What Happened To Your Favorite Cartoons?

Nope, that cartoon was produced by DePatie-Freleng Enterprises. David DePatie and Friz Freleng were also responsible for The Ant and the Aardvark , Here Comes the Grump , and many other animated series.

Ferris, the canine you’re thinking of is Hong Kong Phooey, as voiced by the immortal Scatman Crothers.

Here he comes, here comes Speed Racer…

Actually, before CG got totally pissed off at our satellite company, I had Boomerang. Now we just have plain old cable and our cable company doesn’t get it. Dammit.:frowning: I want my Thundarr and old eps of PIrates of Dark Water back.

IDBB

I liked Black Star, and for some reason I can’t remember now Thundar the Barbarian. Loved the transformers and Buggs Bunny. There was one about earth being invaded and I can’t remember what else. Would know the name if I saw it.

You betcha. Good stuff.
Popeye, Roadrunner, Pink Panther, Woody Woodpecker, Pixie & Dixie (Jinx: I hate those mieces to pieces!"), all the Merrie Melodies, the Flintstones (Wilma!!!), Johnny Quest (big fan when I was a kid), Mighty Mouse, Moose & Squirrel, Casper the Friendly Ghost, Yogi Bear, Huckleberry Hound, Quickdraw McGraw, Hercules…<pant>

The real problem with this thread is that the old time cartoons don’t get a fair chance. Sure, kids today can see Bugs Bunny, but only in a mutilated form. All the hacking and gluing together that has been done just KILL the episodes. As was said earlier- no swallowing earthquake pills, no guns blowing up in faces, etc.

In addition, many very funny episodes (that carry with them a tremendous amount of cultural history) are never seen for reasons of having been deemed too offensive. Wouldn’t it help kids to understand the history of race relations in the US to know that as recenty as 40 or 50 years ago it was considered socially appropriate to laugh at sterotypes?

Whoop. Looks like the “Soapbox Lock” key was pressed down. Back to cartoons.

Bug and friends (non-mutilated)
Rocky and Bullwinkle and Company
Simpsons
And amongst the modern lesson learning cartoons… Recess and Arthur are both not too bad.

How anyone can stand horribly drawn garbage like Dexter’s lab is beyond me.

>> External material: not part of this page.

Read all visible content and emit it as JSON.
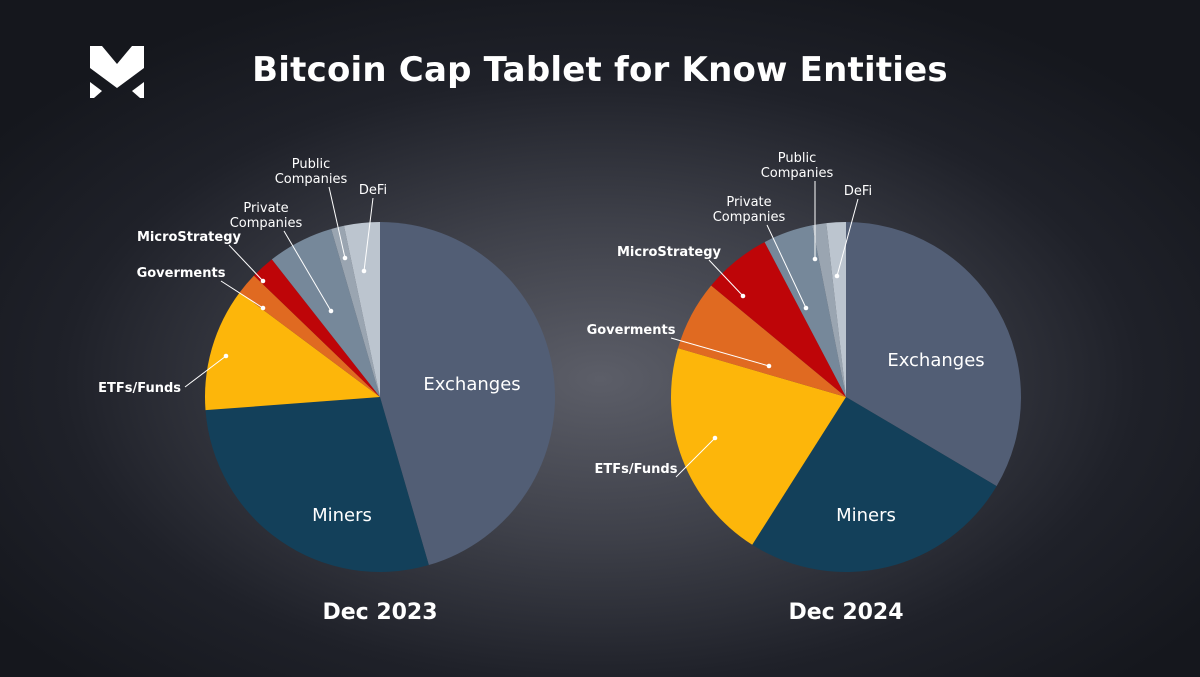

Anybody seen Galaxy High in, oh the last 17 or so years? That was one I enjoyed of a Saturday morning.

As an aside, anyone remember the name of a cartoon that I think was on Nickelodeon and I’m pretty sure was anime-style about a girl I think was called Honey-Honey who was raised by bees and was constantly on the run from some princess/rich lady who wanted to kill Honey-Honey’s cat, if I rememeber right because it had eaten a fish that had swallowed a ring or somesuch that belonged to her?

I’m thinking it was on during the era of those other strange cartoons, Belle and Sebastian and The Cities of Gold.

I can still sing the theme song from The Cities of Gold.

I really liked Sonic the Hedgehog…the version that ran on ABC, not the other ones. As far as I know, it died peacefully in it’s sleep, of low ratings. But it at least lasted long enough to bring the story-arc to a satisfying conclusion.

In more recent years, Cybersix really piqued my interest. Alas, fox chose to sucker punch it from their lineup, two episodes before the end of the season. It was replaced by anime battlingseizurerobots, I believe.

Ditto for Escaflowne, during it’s brief run. I even thought the new theme song was kinda catchy, if still no substitute for the original.

Least favorite? Well, let me put it this way…when the networks start a new “season” of programming in the fall, not all of the new series’ “make it.” About half of the new shows are decent, watchable, and well written. 80% of these good shows are cancelled within the season, 60% of them after being shuffled around the schedule for weeks to shake the remaining audience off.

The other half of the new shows are circuses. As in, “Bread and Circuses.” Mindless fighting or “game dueling” shows, which are mostly cheap Japanese imports; movie and product tie-in shows; and other mindless fluff.

All in all, 40-70% of all new shows don’t make it. Most of the survivors are the fighting/product tie-ins. There are more and more of these each year, the “900-pound gorillas” from previous seasons, and the soon to be “900-pound gorillas.” Soon, there will be nothing left but these shows. And when a major economic downturn hits, they’ll be dropped like the unprofitable albatrosses that they are, and they’ll take saturday mornings with them.

But worse than death, grim plague, hunger’s woe, or low-budget anime glutted schedules, are those poor pillaged networks who’s entire fall lineup fails. Then, we get 10 year old reruns of cartoons that didn’t sell in syndication. All the way till fall.

That…and Recess. That damned show just won’t die, and they haven’t made a new episode in two frigging years. We get Recess and Lizzie McGuire on ABC, reruns on Fox, and the WB shows nothing but “Yu-gi-oh.”

And don’t get me started on sports preemptions. Those make me want to burn Cooperstown to the ground.